Sente-se a podridão no ar, nojenta, exalando odores. A falta de ética transforma uma sociedade numa lixeira, num salve-se quem puder, em benefício de quem tiver artimanhas, e não arte. Vence o espertalhaço, não o inteligente. Vence o canastrão, não o artesão.
E essa podridão, insidiosa e mesquinha, que forma e deforma uma sociedade, vê-se até ao jogo de berlindes, até num campeonato distrital de futsal, nome pomposo para o futebol de salão, onde este fim-de-semana a aldrabice espetou uma “cabazada” à decência.
A história conta-se em breves palavras. Em igualdade pontual com o Vitória de Santarém, a equipa do Mação Futebol Clube partia com uma desvantagem de 33 golos para a última jornada. E como esperado, ambas as equipas venceram os respectivos jogos, mas enquanto o Vitória de Santarém superou o seu adversário por uns escassos 7-5, o Mação massacrou o seu adversário, Benavente, por 60-sessenta-60 golos sem resposta, o que significa um golo em cada 90 segundos. Resultado: o Mação Futebol Clube foi campeão.
Dois pormenores, relevantes. Primeiro, o Benavente jogou apenas com três jogadores – mínimo regulamentar – face aos cinco do Mação. Segundo, mesmo sabendo-se que o Mação não conseguira antes mais do que sete golos de vantagem numa partida, sendo assim mais do que remota a probabilidade de ultrapassar o Vitória de Santarém em caso de vitórias destas duas equipas –, houve quem se lembrou de estampar coloridas camisolas de campeão.
O Mação Futebol Clube – e em paralelo a equipa de Benavente (que nos 19 jogos anteriores sofrera 68 golos) – é a imagem trágica de um país. A imagem de um país sem ética, consolidando os seus objectivos em trapaças, custe o que custar; em esquemas, aqueles que a imaginação aprouver mesmo se fraca; em compadrios, mais que muitos; em manipulações, as que forem necessárias; em corrupção, se não financeira, pelo menos moral, para quem assim se seduzir sem escrúpulo.
Independentemente das provas, estamos perante uma pouca-vergonha, uma desavergonhice, que seria apenas risível se não fosse grave, por ser o espelho daquilo em que se transformou Portugal.
Hoje, sentimos – todos sentem, e os “responsáveis” pelo Mação Futebol Clube sentiram – que, mesmo com trafulhice, mesmo com manipulação, mesmo com aldrabice e mesmo com esquemas ínvios, vale a pena tentar, é justificável tentar, porque basta congeminar ser possível iludir a verdade para que se tente que a mentira se transmute na realidade, proveitosa para o seu autor, mesmo que tal seja profundamente injusto e prejudique quem não deveria.

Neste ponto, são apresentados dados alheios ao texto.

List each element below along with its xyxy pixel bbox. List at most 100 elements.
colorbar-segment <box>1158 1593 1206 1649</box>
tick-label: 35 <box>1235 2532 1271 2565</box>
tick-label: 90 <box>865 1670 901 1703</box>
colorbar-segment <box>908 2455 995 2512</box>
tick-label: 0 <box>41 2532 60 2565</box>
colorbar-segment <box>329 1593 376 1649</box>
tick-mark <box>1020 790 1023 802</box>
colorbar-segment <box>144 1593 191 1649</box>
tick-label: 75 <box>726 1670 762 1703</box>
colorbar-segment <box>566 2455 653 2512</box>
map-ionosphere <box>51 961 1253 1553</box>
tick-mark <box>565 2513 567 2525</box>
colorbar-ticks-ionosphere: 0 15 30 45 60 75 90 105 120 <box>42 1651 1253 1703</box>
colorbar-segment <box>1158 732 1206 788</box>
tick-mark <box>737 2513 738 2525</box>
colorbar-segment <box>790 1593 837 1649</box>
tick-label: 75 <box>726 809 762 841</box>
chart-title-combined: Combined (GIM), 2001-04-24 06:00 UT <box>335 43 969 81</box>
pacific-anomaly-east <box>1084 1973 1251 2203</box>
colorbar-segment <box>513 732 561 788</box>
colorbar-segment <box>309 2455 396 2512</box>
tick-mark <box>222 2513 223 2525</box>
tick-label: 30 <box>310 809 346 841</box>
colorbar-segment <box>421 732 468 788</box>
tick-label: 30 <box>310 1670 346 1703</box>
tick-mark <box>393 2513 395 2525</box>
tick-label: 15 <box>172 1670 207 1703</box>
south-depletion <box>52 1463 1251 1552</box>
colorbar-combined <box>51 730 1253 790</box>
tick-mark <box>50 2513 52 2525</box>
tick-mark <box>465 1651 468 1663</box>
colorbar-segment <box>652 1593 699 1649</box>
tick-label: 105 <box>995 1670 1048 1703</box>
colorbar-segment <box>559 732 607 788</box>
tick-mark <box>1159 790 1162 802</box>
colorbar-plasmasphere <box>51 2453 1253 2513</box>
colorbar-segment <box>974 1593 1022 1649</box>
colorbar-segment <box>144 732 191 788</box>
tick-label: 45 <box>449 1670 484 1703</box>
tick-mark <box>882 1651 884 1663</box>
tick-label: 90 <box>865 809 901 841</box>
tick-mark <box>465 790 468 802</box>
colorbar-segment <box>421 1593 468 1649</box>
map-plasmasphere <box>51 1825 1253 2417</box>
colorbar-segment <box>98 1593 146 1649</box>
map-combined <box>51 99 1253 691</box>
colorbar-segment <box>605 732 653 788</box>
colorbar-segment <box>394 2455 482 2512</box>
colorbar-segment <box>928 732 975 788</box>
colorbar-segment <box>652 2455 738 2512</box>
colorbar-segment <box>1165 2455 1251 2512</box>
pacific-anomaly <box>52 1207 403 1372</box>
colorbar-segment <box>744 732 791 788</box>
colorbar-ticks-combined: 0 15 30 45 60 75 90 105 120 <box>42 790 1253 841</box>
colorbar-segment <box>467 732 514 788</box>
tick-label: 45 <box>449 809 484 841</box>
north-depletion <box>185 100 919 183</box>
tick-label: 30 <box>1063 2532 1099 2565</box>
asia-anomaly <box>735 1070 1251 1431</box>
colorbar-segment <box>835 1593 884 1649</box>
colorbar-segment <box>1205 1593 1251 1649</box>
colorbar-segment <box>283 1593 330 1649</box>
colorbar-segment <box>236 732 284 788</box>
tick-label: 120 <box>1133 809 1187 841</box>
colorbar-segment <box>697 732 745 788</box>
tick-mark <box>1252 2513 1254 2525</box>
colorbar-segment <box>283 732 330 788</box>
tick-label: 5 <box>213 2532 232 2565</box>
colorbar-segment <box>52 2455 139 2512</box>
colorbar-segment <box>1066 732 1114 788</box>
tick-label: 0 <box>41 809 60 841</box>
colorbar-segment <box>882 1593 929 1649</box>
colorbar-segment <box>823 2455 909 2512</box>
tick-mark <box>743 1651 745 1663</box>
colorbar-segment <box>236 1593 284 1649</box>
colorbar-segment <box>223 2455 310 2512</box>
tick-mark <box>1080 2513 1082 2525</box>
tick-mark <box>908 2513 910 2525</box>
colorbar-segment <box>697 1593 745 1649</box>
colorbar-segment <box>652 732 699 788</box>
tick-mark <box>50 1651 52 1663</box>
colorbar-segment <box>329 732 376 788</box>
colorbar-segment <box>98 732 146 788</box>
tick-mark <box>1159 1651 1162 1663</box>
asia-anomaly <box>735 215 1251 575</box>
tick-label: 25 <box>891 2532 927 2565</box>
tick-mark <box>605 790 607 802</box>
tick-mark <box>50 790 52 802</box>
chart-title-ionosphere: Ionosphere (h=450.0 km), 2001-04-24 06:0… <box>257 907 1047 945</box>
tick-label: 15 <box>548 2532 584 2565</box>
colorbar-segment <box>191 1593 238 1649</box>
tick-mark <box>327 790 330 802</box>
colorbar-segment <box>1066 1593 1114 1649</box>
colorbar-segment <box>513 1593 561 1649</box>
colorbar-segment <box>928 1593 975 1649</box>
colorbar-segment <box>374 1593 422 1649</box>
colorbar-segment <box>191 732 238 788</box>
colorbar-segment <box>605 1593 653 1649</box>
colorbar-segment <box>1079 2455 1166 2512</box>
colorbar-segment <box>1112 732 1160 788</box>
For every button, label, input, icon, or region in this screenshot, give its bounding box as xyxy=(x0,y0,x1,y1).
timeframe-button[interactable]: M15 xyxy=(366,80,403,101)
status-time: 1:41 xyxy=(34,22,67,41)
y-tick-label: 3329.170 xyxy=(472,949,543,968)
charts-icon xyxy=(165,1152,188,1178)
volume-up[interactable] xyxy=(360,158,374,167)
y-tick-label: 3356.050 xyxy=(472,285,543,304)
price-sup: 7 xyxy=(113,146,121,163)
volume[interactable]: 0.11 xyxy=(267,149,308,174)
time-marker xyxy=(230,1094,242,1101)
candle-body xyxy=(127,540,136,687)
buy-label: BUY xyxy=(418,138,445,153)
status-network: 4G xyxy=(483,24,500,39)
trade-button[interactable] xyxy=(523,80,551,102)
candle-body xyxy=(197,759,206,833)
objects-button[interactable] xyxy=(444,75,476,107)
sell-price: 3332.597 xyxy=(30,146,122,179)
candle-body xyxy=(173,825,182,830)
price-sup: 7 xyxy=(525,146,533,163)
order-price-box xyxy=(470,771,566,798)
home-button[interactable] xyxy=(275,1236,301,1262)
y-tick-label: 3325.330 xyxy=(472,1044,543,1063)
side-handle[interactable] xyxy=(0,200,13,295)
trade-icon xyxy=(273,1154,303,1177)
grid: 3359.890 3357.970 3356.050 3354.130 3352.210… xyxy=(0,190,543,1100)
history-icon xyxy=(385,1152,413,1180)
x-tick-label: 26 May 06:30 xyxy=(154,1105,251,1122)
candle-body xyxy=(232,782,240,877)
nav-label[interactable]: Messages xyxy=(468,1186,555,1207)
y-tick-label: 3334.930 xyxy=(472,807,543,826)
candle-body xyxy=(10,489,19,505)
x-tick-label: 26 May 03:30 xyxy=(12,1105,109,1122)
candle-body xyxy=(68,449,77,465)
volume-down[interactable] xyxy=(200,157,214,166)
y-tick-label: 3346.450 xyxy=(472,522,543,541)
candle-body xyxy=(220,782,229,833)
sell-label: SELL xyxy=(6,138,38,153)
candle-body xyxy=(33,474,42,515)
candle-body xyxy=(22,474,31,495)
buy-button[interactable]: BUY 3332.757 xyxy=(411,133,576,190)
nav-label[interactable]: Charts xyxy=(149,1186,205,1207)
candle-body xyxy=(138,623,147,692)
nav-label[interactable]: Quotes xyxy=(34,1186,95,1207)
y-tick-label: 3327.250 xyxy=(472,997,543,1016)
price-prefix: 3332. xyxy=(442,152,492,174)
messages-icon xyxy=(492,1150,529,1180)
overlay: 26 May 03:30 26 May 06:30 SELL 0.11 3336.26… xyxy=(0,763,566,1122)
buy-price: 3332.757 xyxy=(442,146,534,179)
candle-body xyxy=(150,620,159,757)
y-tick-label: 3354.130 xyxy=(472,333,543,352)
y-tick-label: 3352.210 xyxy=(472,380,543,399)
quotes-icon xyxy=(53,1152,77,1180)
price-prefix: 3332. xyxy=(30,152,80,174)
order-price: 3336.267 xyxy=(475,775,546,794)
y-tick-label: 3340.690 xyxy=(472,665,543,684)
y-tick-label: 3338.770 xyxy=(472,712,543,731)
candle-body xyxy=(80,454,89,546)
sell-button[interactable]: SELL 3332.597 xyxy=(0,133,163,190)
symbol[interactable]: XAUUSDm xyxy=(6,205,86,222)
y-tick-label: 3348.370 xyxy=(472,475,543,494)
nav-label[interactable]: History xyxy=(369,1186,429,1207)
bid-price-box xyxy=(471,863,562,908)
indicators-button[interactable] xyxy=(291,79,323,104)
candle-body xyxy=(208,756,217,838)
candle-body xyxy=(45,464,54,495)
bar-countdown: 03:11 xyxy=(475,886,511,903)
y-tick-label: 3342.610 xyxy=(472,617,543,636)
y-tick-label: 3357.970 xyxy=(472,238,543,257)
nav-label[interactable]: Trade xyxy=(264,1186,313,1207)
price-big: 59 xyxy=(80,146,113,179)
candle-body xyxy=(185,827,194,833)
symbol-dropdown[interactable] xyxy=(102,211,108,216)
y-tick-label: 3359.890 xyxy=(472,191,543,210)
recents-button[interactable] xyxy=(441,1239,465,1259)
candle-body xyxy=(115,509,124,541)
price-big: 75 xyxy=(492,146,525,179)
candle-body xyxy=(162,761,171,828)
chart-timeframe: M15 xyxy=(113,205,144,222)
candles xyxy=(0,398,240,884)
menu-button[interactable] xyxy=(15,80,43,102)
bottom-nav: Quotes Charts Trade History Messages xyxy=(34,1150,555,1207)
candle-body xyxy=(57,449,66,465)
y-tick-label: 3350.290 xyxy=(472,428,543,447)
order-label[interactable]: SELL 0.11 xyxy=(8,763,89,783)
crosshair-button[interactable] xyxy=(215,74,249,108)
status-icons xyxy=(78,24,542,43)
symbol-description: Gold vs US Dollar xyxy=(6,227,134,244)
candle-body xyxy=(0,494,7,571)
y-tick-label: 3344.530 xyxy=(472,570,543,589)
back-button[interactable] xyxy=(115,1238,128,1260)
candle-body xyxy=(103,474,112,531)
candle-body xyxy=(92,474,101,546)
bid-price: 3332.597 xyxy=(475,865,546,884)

Caricaturando a paráfrase de Fernando Pessoa, em Portugal, num país de aldrabões, a obra nasce, quando o homem sonha, mesmo se Deus não quer. E assim se ganha por 60 a 0, com a mesma decência da vitória do Mação Futebol Clube sobre o Benavente Futsal Clube.
E assim se sente a desonestidade na política, no Governo, na Administração Pública, nas escolas, nas forças armadas, nas forças de segurança, nas empresas públicas e nas empresas provadas, em muitas das nossas relações sociais. Em tudo, já.
Portugal pode continuar a gabar-se de ganhar sempre na recta final por 60-0, sermos os melhores de tudo e da Cantareira; pode sempre erguer-se a taça, que de ouro seja. Mas no seu âmago está lá dentro uma pestilência que não se aguenta.